CAMPOBASSO, 23 de janeiro de 2026 — Em um encontro técnico-científico realizado nos dias 22 e 23 de janeiro, o Responsible Research Hospital deu um passo notável rumo à modernização do tratamento oncológico: a instituição foi escolhida como polo europeu para o desenvolvimento clínico e a implementação do sistema MOZI, uma plataforma de planejamento radioterápico baseada em Inteligência Artificial.
O seminário, com a presença da delegação internacional da empresa Manteia, concentrou-se na integração do software no fluxo diário da prática radioterápica, com ênfase na aplicabilidade da Radioterapia adaptativa (ART). Distribuído na Itália pela Tema Sinergie e nascido a partir das pesquisas lideradas pelo Prof. Allen Li (Medical College of Wisconsin, EUA), o MOZI foi apresentado como ponte entre algoritmos avançados e a rotina clínica, permitindo que a precisão do tratamento acompanhe, sessão a sessão, as transformações anatômicas do paciente.
Como quem acompanha a mudança das estações no corpo humano, a oncologia radioterápica caminha de uma precisão estática para um cuidado que respira com o paciente. A Radioterapia adaptativa propõe exatamente isso: atualizar o plano terapêutico com base nas variações observadas ao longo do curso de tratamento, otimizando eficácia e minimizando danos aos tecidos saudáveis. O MOZI, apoiado por técnicas de segmentação e planejamento acelerados por Inteligência Artificial, visa tornar esse processo mais acessível e robusto, inclusive em aceleradores convencionais que não são originalmente dedicados à prática adaptativa.
O Responsible Research Hospital já utiliza técnicas avançadas como IMRT, VMAT, IGRT e radiochirurgia, e agora inicia uma fase de experimentação clínica para validar e incorporar o MOZI nas rotinas de tratamento. A parceria com a equipe de pesquisa internacional e a distribuição pela Tema Sinergie colocam o hospital em posição estratégica para disseminar a Radioterapia 4.0 pela Europa.
Do ponto de vista técnico, a promessa é clara: reduzir barreiras tecnológicas ao usar algoritmos de IA que automatizam etapas demoradas — como a segmentação de estruturas anatômicas e a geração de planos — promovendo fluxos clínicos mais padronizados e eficientes.
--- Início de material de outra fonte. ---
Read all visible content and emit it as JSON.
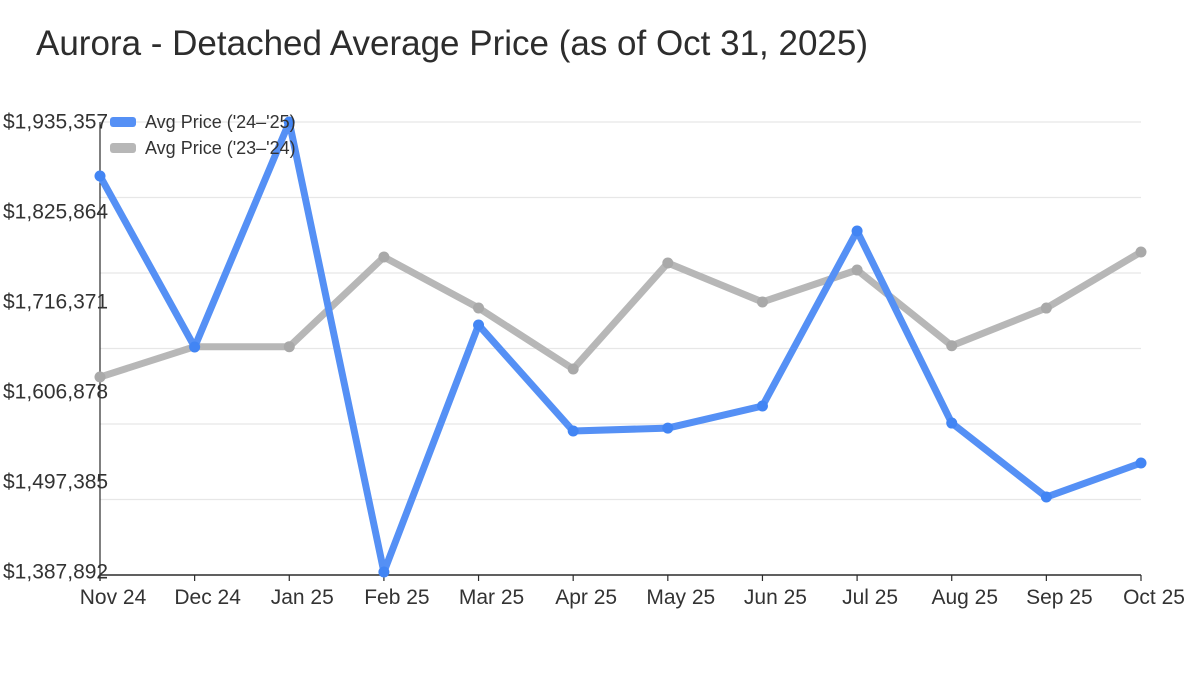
{
  "title": "Aurora - Detached Average Price (as of Oct 31, 2025)",
  "colors": {
    "series1_line": "#5590f5",
    "series1_marker": "#4285f4",
    "series2_line": "#b7b7b7",
    "series2_marker": "#a9a9a9",
    "gridline": "#e7e7e7",
    "axis": "#2b2b2b",
    "label_text": "#333333",
    "title_text": "#2d2d2d"
  },
  "chart_data": {
    "type": "line",
    "title": "Aurora - Detached Average Price (as of Oct 31, 2025)",
    "xlabel": "",
    "ylabel": "",
    "grid": "horizontal",
    "legend_position": "top-left-inside",
    "categories": [
      "Nov 24",
      "Dec 24",
      "Jan 25",
      "Feb 25",
      "Mar 25",
      "Apr 25",
      "May 25",
      "Jun 25",
      "Jul 25",
      "Aug 25",
      "Sep 25",
      "Oct 25"
    ],
    "series": [
      {
        "name": "Avg Price ('24–'25)",
        "color": "#5590f5",
        "marker_color": "#4285f4",
        "values": [
          1869700,
          1661600,
          1935357,
          1387892,
          1688400,
          1559400,
          1563000,
          1589800,
          1802700,
          1569100,
          1479100,
          1520500
        ]
      },
      {
        "name": "Avg Price ('23–'24)",
        "color": "#b7b7b7",
        "marker_color": "#a9a9a9",
        "values": [
          1625100,
          1662000,
          1662000,
          1771100,
          1709100,
          1634900,
          1763800,
          1716400,
          1755300,
          1663200,
          1709000,
          1777200
        ]
      }
    ],
    "ylim": [
      1387892,
      1935357
    ],
    "y_ticks": {
      "values": [
        1935357,
        1825864,
        1716371,
        1606878,
        1497385,
        1387892
      ],
      "labels": [
        "$1,935,357",
        "$1,825,864",
        "$1,716,371",
        "$1,606,878",
        "$1,497,385",
        "$1,387,892"
      ]
    }
  }
}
Para o paciente, é como oferecer um caminho mais suave através de um território que muda com o tempo, onde cada sessão é vista como uma nova paisagem a ser respeitada e tratada com precisão renovada.
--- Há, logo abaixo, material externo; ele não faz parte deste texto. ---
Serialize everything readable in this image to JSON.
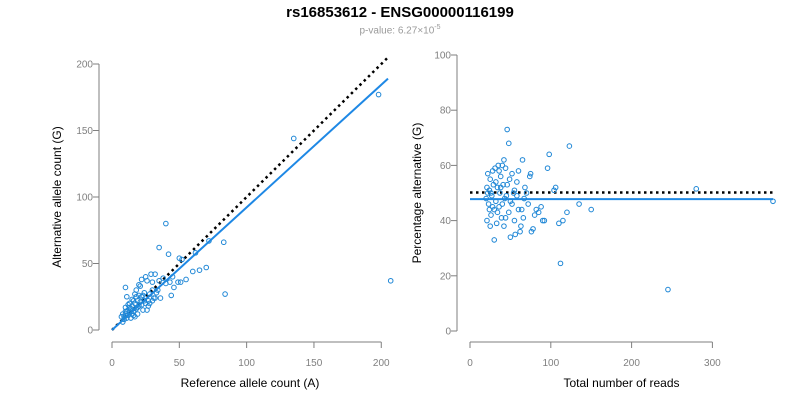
{
  "title": "rs16853612 - ENSG00000116199",
  "subtitle": {
    "prefix": "p-value: ",
    "mantissa": "6.27",
    "times": "×",
    "base": "10",
    "exponent": "-5"
  },
  "chart_data": [
    {
      "type": "scatter",
      "name": "allele-count-scatter",
      "xlabel": "Reference allele count (A)",
      "ylabel": "Alternative allele count (G)",
      "xlim": [
        0,
        205
      ],
      "ylim": [
        0,
        200
      ],
      "xticks": [
        0,
        50,
        100,
        150,
        200
      ],
      "yticks": [
        0,
        50,
        100,
        150,
        200
      ],
      "grid": false,
      "point_color": "#1f87d6",
      "fit_line": {
        "color": "#1e88e5",
        "x": [
          0,
          205
        ],
        "y": [
          0,
          189
        ]
      },
      "reference_line": {
        "color": "#000000",
        "style": "dotted",
        "x": [
          0,
          205
        ],
        "y": [
          0,
          205
        ]
      },
      "points": [
        [
          207,
          37
        ],
        [
          198,
          177
        ],
        [
          135,
          144
        ],
        [
          84,
          27
        ],
        [
          83,
          66
        ],
        [
          72,
          67
        ],
        [
          70,
          47
        ],
        [
          65,
          45
        ],
        [
          60,
          44
        ],
        [
          55,
          38
        ],
        [
          51,
          36
        ],
        [
          49,
          36
        ],
        [
          46,
          32
        ],
        [
          44,
          26
        ],
        [
          43,
          36
        ],
        [
          42,
          57
        ],
        [
          40,
          80
        ],
        [
          35,
          62
        ],
        [
          35,
          37
        ],
        [
          33,
          28
        ],
        [
          32,
          24
        ],
        [
          31,
          24
        ],
        [
          30,
          30
        ],
        [
          29,
          42
        ],
        [
          28,
          27
        ],
        [
          27,
          22
        ],
        [
          26,
          37
        ],
        [
          25,
          40
        ],
        [
          25,
          20
        ],
        [
          24,
          28
        ],
        [
          23,
          26
        ],
        [
          23,
          15
        ],
        [
          22,
          38
        ],
        [
          22,
          25
        ],
        [
          21,
          21
        ],
        [
          21,
          33
        ],
        [
          20,
          34
        ],
        [
          20,
          18
        ],
        [
          19,
          22
        ],
        [
          19,
          12
        ],
        [
          18,
          30
        ],
        [
          18,
          16
        ],
        [
          18,
          25
        ],
        [
          17,
          10
        ],
        [
          17,
          20
        ],
        [
          16,
          14
        ],
        [
          16,
          22
        ],
        [
          15,
          12
        ],
        [
          15,
          18
        ],
        [
          14,
          16
        ],
        [
          14,
          9
        ],
        [
          13,
          13
        ],
        [
          13,
          20
        ],
        [
          12,
          11
        ],
        [
          12,
          15
        ],
        [
          11,
          25
        ],
        [
          11,
          9
        ],
        [
          10,
          14
        ],
        [
          10,
          12
        ],
        [
          10,
          32
        ],
        [
          10,
          17
        ],
        [
          9,
          10
        ],
        [
          9,
          8
        ],
        [
          8,
          12
        ],
        [
          8,
          6
        ],
        [
          7,
          10
        ],
        [
          30,
          36
        ],
        [
          36,
          24
        ],
        [
          38,
          39
        ],
        [
          40,
          35
        ],
        [
          50,
          54
        ],
        [
          52,
          53
        ],
        [
          27,
          18
        ],
        [
          24,
          22
        ],
        [
          26,
          15
        ],
        [
          28,
          20
        ],
        [
          15,
          23
        ],
        [
          17,
          27
        ],
        [
          20,
          26
        ],
        [
          34,
          30
        ],
        [
          45,
          40
        ],
        [
          62,
          58
        ],
        [
          32,
          42
        ],
        [
          30,
          22
        ],
        [
          13,
          17
        ],
        [
          11,
          14
        ],
        [
          16,
          11
        ],
        [
          19,
          17
        ],
        [
          22,
          19
        ],
        [
          12,
          19
        ]
      ]
    },
    {
      "type": "scatter",
      "name": "percentage-alternative-scatter",
      "xlabel": "Total number of reads",
      "ylabel": "Percentage alternative (G)",
      "xlim": [
        0,
        375
      ],
      "ylim": [
        0,
        100
      ],
      "xticks": [
        0,
        100,
        200,
        300
      ],
      "yticks": [
        0,
        20,
        40,
        60,
        80,
        100
      ],
      "grid": false,
      "point_color": "#1f87d6",
      "fit_line": {
        "color": "#1e88e5",
        "x": [
          0,
          375
        ],
        "y": [
          47.8,
          47.8
        ]
      },
      "reference_line": {
        "color": "#000000",
        "style": "dotted",
        "x": [
          0,
          375
        ],
        "y": [
          50.2,
          50.2
        ]
      },
      "points": [
        [
          375,
          47
        ],
        [
          280,
          51.5
        ],
        [
          245,
          15
        ],
        [
          150,
          44
        ],
        [
          135,
          46
        ],
        [
          123,
          67
        ],
        [
          120,
          43
        ],
        [
          115,
          40
        ],
        [
          112,
          24.5
        ],
        [
          110,
          39
        ],
        [
          106,
          52
        ],
        [
          104,
          51
        ],
        [
          98,
          64
        ],
        [
          96,
          59
        ],
        [
          92,
          40
        ],
        [
          90,
          40
        ],
        [
          88,
          45
        ],
        [
          85,
          43
        ],
        [
          82,
          44
        ],
        [
          80,
          42
        ],
        [
          78,
          37
        ],
        [
          76,
          36
        ],
        [
          75,
          57
        ],
        [
          74,
          56
        ],
        [
          72,
          46
        ],
        [
          70,
          50
        ],
        [
          68,
          52
        ],
        [
          66,
          41
        ],
        [
          65,
          62
        ],
        [
          64,
          44
        ],
        [
          63,
          38
        ],
        [
          62,
          36
        ],
        [
          60,
          44
        ],
        [
          58,
          49
        ],
        [
          56,
          35
        ],
        [
          55,
          51
        ],
        [
          54,
          50
        ],
        [
          52,
          57
        ],
        [
          50,
          34
        ],
        [
          50,
          47
        ],
        [
          49,
          55
        ],
        [
          48,
          68
        ],
        [
          46,
          73
        ],
        [
          45,
          49
        ],
        [
          44,
          59
        ],
        [
          43,
          48
        ],
        [
          42,
          38
        ],
        [
          41,
          53
        ],
        [
          40,
          60
        ],
        [
          39,
          41
        ],
        [
          38,
          56
        ],
        [
          37,
          50
        ],
        [
          36,
          45
        ],
        [
          35,
          60
        ],
        [
          34,
          52
        ],
        [
          33,
          39
        ],
        [
          32,
          47
        ],
        [
          31,
          59
        ],
        [
          30,
          44
        ],
        [
          30,
          33
        ],
        [
          29,
          53
        ],
        [
          28,
          58
        ],
        [
          27,
          49
        ],
        [
          26,
          42
        ],
        [
          25,
          55
        ],
        [
          25,
          38
        ],
        [
          24,
          51
        ],
        [
          23,
          46
        ],
        [
          22,
          57
        ],
        [
          21,
          40
        ],
        [
          21,
          52
        ],
        [
          20,
          48
        ],
        [
          60,
          58
        ],
        [
          58,
          54
        ],
        [
          55,
          40
        ],
        [
          52,
          46
        ],
        [
          48,
          43
        ],
        [
          46,
          53
        ],
        [
          44,
          41
        ],
        [
          42,
          62
        ],
        [
          40,
          46
        ],
        [
          38,
          52
        ],
        [
          36,
          58
        ],
        [
          34,
          43
        ],
        [
          32,
          54
        ],
        [
          28,
          45
        ],
        [
          26,
          50
        ],
        [
          24,
          44
        ],
        [
          22,
          50
        ],
        [
          67,
          48
        ]
      ]
    }
  ]
}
Os encontros envolveram equipes de Física Médica, profissionais clínicos e parceiros industriais, todos focados em desenhar processos que garantam segurança, qualidade e transparência no uso de inteligência artificial em care pathways oncológicos. A intenção é criar um modelo replicável que permita a adoção da Radioterapia adaptativa fora dos centros hiperespecializados, democratizando um cuidado mais dinâmico.
Para além das máquinas e dos códigos, há uma reflexão delicada sobre como a tecnologia afeta a experiência do paciente — o ritmo do tratamento, a confiança na equipe, e a expectativa de resultados melhores com menos efeitos colaterais. Como observador das estações da saúde urbana, vejo nesta iniciativa a semente de uma colheita que alia precisão técnica e sensibilidade humana: a radioterapia que aprende a acompanhar o corpo, como a cidade que se ajusta à respiração de seus habitantes.
Nos próximos meses, o hospital seguirá com projetos pilotos e validações clínicas que poderão indicar caminhos práticos para integrar o MOZI à rotina, acompanhando regulamentos e protocolos de segurança. A jornada rumo à Radioterapia 4.0 está em andamento — com olhos atentos, competências técnicas e uma visão de bem-estar que respeita os ritmos do corpo em tratamento.